Till Death do Us Part

Till Death do Us Part

Hari ini begitu membuka Facebook, saya terkejut membaca status seorang teman kuliah master. Suaminya 'berpulang' keharibaan Allah SWT. Saya memang tidak terlalu akrab karena beda kelas, tetapi tetap sedih, mengingat usianya yang sepantar saya dan usia putranya yang hanya berselisih beberapa bulan lebih tua dari Ziqri. 
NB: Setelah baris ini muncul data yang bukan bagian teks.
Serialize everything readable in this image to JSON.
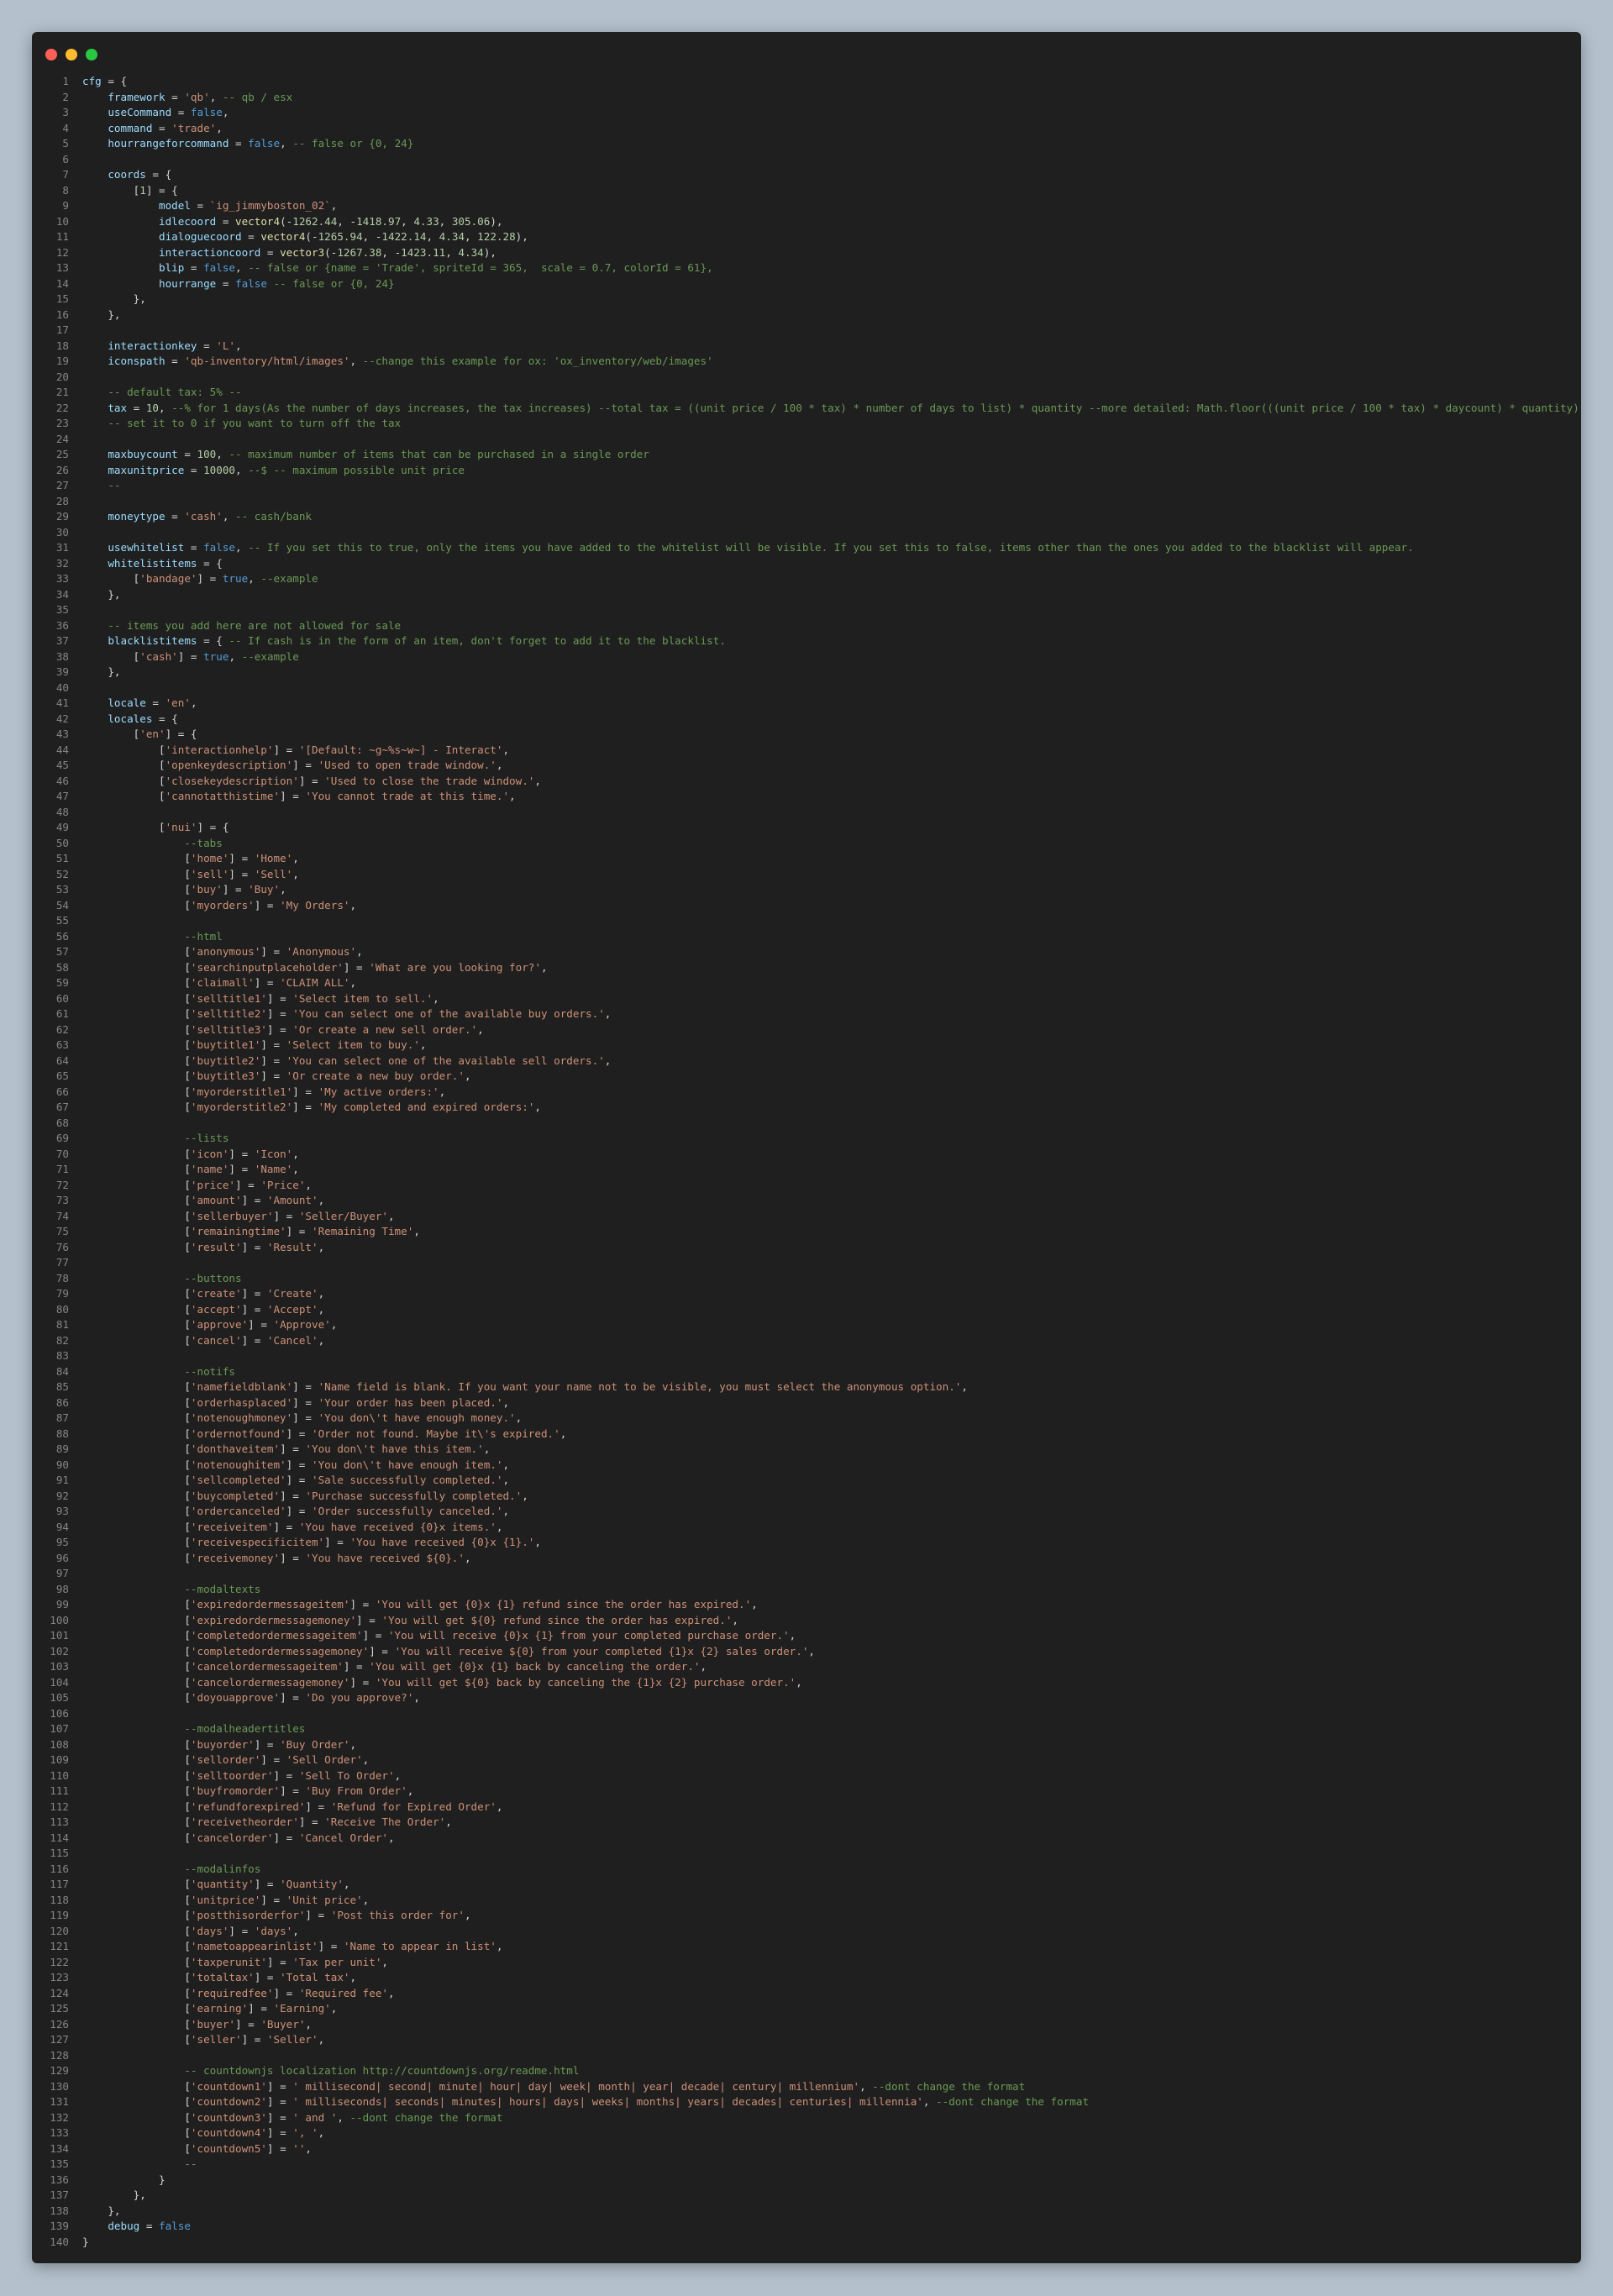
{
  "window": {
    "buttons": [
      "close",
      "minimize",
      "maximize"
    ],
    "colors": {
      "background": "#1f1f1f",
      "close": "#ff5f57",
      "minimize": "#febc2e",
      "maximize": "#28c840"
    }
  },
  "editor": {
    "language": "lua",
    "colors": {
      "text": "#d4d4d4",
      "line_number": "#858585",
      "identifier": "#9cdcfe",
      "string": "#ce9178",
      "comment": "#6a9955",
      "keyword": "#569cd6",
      "number": "#b5cea8"
    },
    "lines": [
      "cfg = {",
      "    framework = 'qb', -- qb / esx",
      "    useCommand = false,",
      "    command = 'trade',",
      "    hourrangeforcommand = false, -- false or {0, 24}",
      "",
      "    coords = {",
      "        [1] = {",
      "            model = `ig_jimmyboston_02`,",
      "            idlecoord = vector4(-1262.44, -1418.97, 4.33, 305.06),",
      "            dialoguecoord = vector4(-1265.94, -1422.14, 4.34, 122.28),",
      "            interactioncoord = vector3(-1267.38, -1423.11, 4.34),",
      "            blip = false, -- false or {name = 'Trade', spriteId = 365,  scale = 0.7, colorId = 61},",
      "            hourrange = false -- false or {0, 24}",
      "        },",
      "    },",
      "",
      "    interactionkey = 'L',",
      "    iconspath = 'qb-inventory/html/images', --change this example for ox: 'ox_inventory/web/images'",
      "",
      "    -- default tax: 5% --",
      "    tax = 10, --% for 1 days(As the number of days increases, the tax increases) --total tax = ((unit price / 100 * tax) * number of days to list) * quantity --more detailed: Math.floor(((unit price / 100 * tax) * daycount) * quantity)",
      "    -- set it to 0 if you want to turn off the tax",
      "",
      "    maxbuycount = 100, -- maximum number of items that can be purchased in a single order",
      "    maxunitprice = 10000, --$ -- maximum possible unit price",
      "    --",
      "",
      "    moneytype = 'cash', -- cash/bank",
      "",
      "    usewhitelist = false, -- If you set this to true, only the items you have added to the whitelist will be visible. If you set this to false, items other than the ones you added to the blacklist will appear.",
      "    whitelistitems = {",
      "        ['bandage'] = true, --example",
      "    },",
      "",
      "    -- items you add here are not allowed for sale",
      "    blacklistitems = { -- If cash is in the form of an item, don't forget to add it to the blacklist.",
      "        ['cash'] = true, --example",
      "    },",
      "",
      "    locale = 'en',",
      "    locales = {",
      "        ['en'] = {",
      "            ['interactionhelp'] = '[Default: ~g~%s~w~] - Interact',",
      "            ['openkeydescription'] = 'Used to open trade window.',",
      "            ['closekeydescription'] = 'Used to close the trade window.',",
      "            ['cannotatthistime'] = 'You cannot trade at this time.',",
      "",
      "            ['nui'] = {",
      "                --tabs",
      "                ['home'] = 'Home',",
      "                ['sell'] = 'Sell',",
      "                ['buy'] = 'Buy',",
      "                ['myorders'] = 'My Orders',",
      "",
      "                --html",
      "                ['anonymous'] = 'Anonymous',",
      "                ['searchinputplaceholder'] = 'What are you looking for?',",
      "                ['claimall'] = 'CLAIM ALL',",
      "                ['selltitle1'] = 'Select item to sell.',",
      "                ['selltitle2'] = 'You can select one of the available buy orders.',",
      "                ['selltitle3'] = 'Or create a new sell order.',",
      "                ['buytitle1'] = 'Select item to buy.',",
      "                ['buytitle2'] = 'You can select one of the available sell orders.',",
      "                ['buytitle3'] = 'Or create a new buy order.',",
      "                ['myorderstitle1'] = 'My active orders:',",
      "                ['myorderstitle2'] = 'My completed and expired orders:',",
      "",
      "                --lists",
      "                ['icon'] = 'Icon',",
      "                ['name'] = 'Name',",
      "                ['price'] = 'Price',",
      "                ['amount'] = 'Amount',",
      "                ['sellerbuyer'] = 'Seller/Buyer',",
      "                ['remainingtime'] = 'Remaining Time',",
      "                ['result'] = 'Result',",
      "",
      "                --buttons",
      "                ['create'] = 'Create',",
      "                ['accept'] = 'Accept',",
      "                ['approve'] = 'Approve',",
      "                ['cancel'] = 'Cancel',",
      "",
      "                --notifs",
      "                ['namefieldblank'] = 'Name field is blank. If you want your name not to be visible, you must select the anonymous option.',",
      "                ['orderhasplaced'] = 'Your order has been placed.',",
      "                ['notenoughmoney'] = 'You don\\'t have enough money.',",
      "                ['ordernotfound'] = 'Order not found. Maybe it\\'s expired.',",
      "                ['donthaveitem'] = 'You don\\'t have this item.',",
      "                ['notenoughitem'] = 'You don\\'t have enough item.',",
      "                ['sellcompleted'] = 'Sale successfully completed.',",
      "                ['buycompleted'] = 'Purchase successfully completed.',",
      "                ['ordercanceled'] = 'Order successfully canceled.',",
      "                ['receiveitem'] = 'You have received {0}x items.',",
      "                ['receivespecificitem'] = 'You have received {0}x {1}.',",
      "                ['receivemoney'] = 'You have received ${0}.',",
      "",
      "                --modaltexts",
      "                ['expiredordermessageitem'] = 'You will get {0}x {1} refund since the order has expired.',",
      "                ['expiredordermessagemoney'] = 'You will get ${0} refund since the order has expired.',",
      "                ['completedordermessageitem'] = 'You will receive {0}x {1} from your completed purchase order.',",
      "                ['completedordermessagemoney'] = 'You will receive ${0} from your completed {1}x {2} sales order.',",
      "                ['cancelordermessageitem'] = 'You will get {0}x {1} back by canceling the order.',",
      "                ['cancelordermessagemoney'] = 'You will get ${0} back by canceling the {1}x {2} purchase order.',",
      "                ['doyouapprove'] = 'Do you approve?',",
      "",
      "                --modalheadertitles",
      "                ['buyorder'] = 'Buy Order',",
      "                ['sellorder'] = 'Sell Order',",
      "                ['selltoorder'] = 'Sell To Order',",
      "                ['buyfromorder'] = 'Buy From Order',",
      "                ['refundforexpired'] = 'Refund for Expired Order',",
      "                ['receivetheorder'] = 'Receive The Order',",
      "                ['cancelorder'] = 'Cancel Order',",
      "",
      "                --modalinfos",
      "                ['quantity'] = 'Quantity',",
      "                ['unitprice'] = 'Unit price',",
      "                ['postthisorderfor'] = 'Post this order for',",
      "                ['days'] = 'days',",
      "                ['nametoappearinlist'] = 'Name to appear in list',",
      "                ['taxperunit'] = 'Tax per unit',",
      "                ['totaltax'] = 'Total tax',",
      "                ['requiredfee'] = 'Required fee',",
      "                ['earning'] = 'Earning',",
      "                ['buyer'] = 'Buyer',",
      "                ['seller'] = 'Seller',",
      "",
      "                -- countdownjs localization http://countdownjs.org/readme.html",
      "                ['countdown1'] = ' millisecond| second| minute| hour| day| week| month| year| decade| century| millennium', --dont change the format",
      "                ['countdown2'] = ' milliseconds| seconds| minutes| hours| days| weeks| months| years| decades| centuries| millennia', --dont change the format",
      "                ['countdown3'] = ' and ', --dont change the format",
      "                ['countdown4'] = ', ',",
      "                ['countdown5'] = '',",
      "                --",
      "            }",
      "        },",
      "    },",
      "    debug = false",
      "}"
    ]
  }
}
Saya tidak tahu pasti apakah teman saya sudah membuka kantor notarisnya atau belum, tapi saya yakin kehilangan suami pastinya lebih dalam dari kegamangan masalah materi. Dan ujung-ujungnya saya jadi baper sendiri. Seandainya saya yang ada di posisi teman saya, saya tidak bisa membayangkan kesedihan kehilangan cinta dalam hidup saya; Ziqri masih kecil dan sangat dekat dengan ayahnya, mampukah saya membimbingnya agar menjadi anak shaleh sendirian? Pun saya belum buka kantor sendiri. 

Saya jadi teringat percakapan saya dengan suami beberapa minggu lalu, sepulangnya dari acara 40 harian tetangga yang 'berpulang' sewaktu hendak melahirkan : 
N : "Yank, kalo ada apa-apa dengan diriku, tolong asuh Ziqri baik-baik. Pokoknya dia harus tetap dengan dirimu, jangan dititipkan dengan salah satu anggota keluarga lain" 
Mamase : " Iya lah yank. Kalo ada apa-apa dengan diriku, dirimu juga asuh Ziqri baik-baik, jangan nikah lagi" (sambil cengengesan
N : "Hah? Eh, koq gitu? Diriku ga ada pesan larangan 'nikah lagi' lho! Hoahaha" 
M: "Iya dong, habisnya dirimu ne ada-ada aja. Kan kita (Insya Allah) sama-sama sampai tua, nah terus diriku yang 'pergi' duluan, ngapain pesan-pesan gitu sama diriku" 
N : "Iih.. Pede banget! Sendirinya ga mau jadi duda, eh, diriku malah diminta (amit-amit *ketok meja)* ngejanda terus.. Hoahaha"
M : "Ya iyalah, kalo dah tua gitu biasanya perempuan mana mikir nikah lagi, lagian mana ada yang mau.. Hoahahaha" 
N : "Grrrhhh.."

Saya sih waktu itu malah jadi kzl, soalnya who knows the future kan? Emang saya sih yang ngebahas topik ini duluan. Suami memang males mikir yang aneh-aneh, prinsip hidupnya positif thinking terus jalani aja kehidupan sebaik-baiknya. Tapi kadang masa depan tetap harus direncanakan, yang pahit-pahitnya sekalipun. 

Setelah saya pikir sekarang, maybe Mamase yang memang mengenal saya dengan baik, punya alasannya sendiri "berwasiat (?)" begitu :
-Cintanya posesif hingga maut memisahkan pun, saya ga boleh menikah lagi supaya kelak bisa berjumpa lagi dengannya di Jannah. Soalnya sepengetahuan saya, lelaki yang poligami dapat berjumpa dengan seluruh istrinya, tetapi wanita yang menikah lebih dari sekali berhak memilih salah satu dari suami yang disukainya.
 -Mamase juga ga mau saya sedih yang berlarut-larut bila ditinggalkan, saya harus move on dan fokus dengan Ziqri (and only Ziqri)
-dan yang terakhir ne saya yang pede jaya.. si Mamase yang ga mau kehilangan saya duluan (eciyeeeee...). Serius lho, walaupun dese bakal jadi duren alias duda keren tapi pasti ribet ngebayangin kembali single sambil mengasuh Ziqri. 

Wallahualam bi Shawab. 
Shall we lets the future bring what will gonna happen. 
Anyway, Innalillahi wa inna illahi rojiun.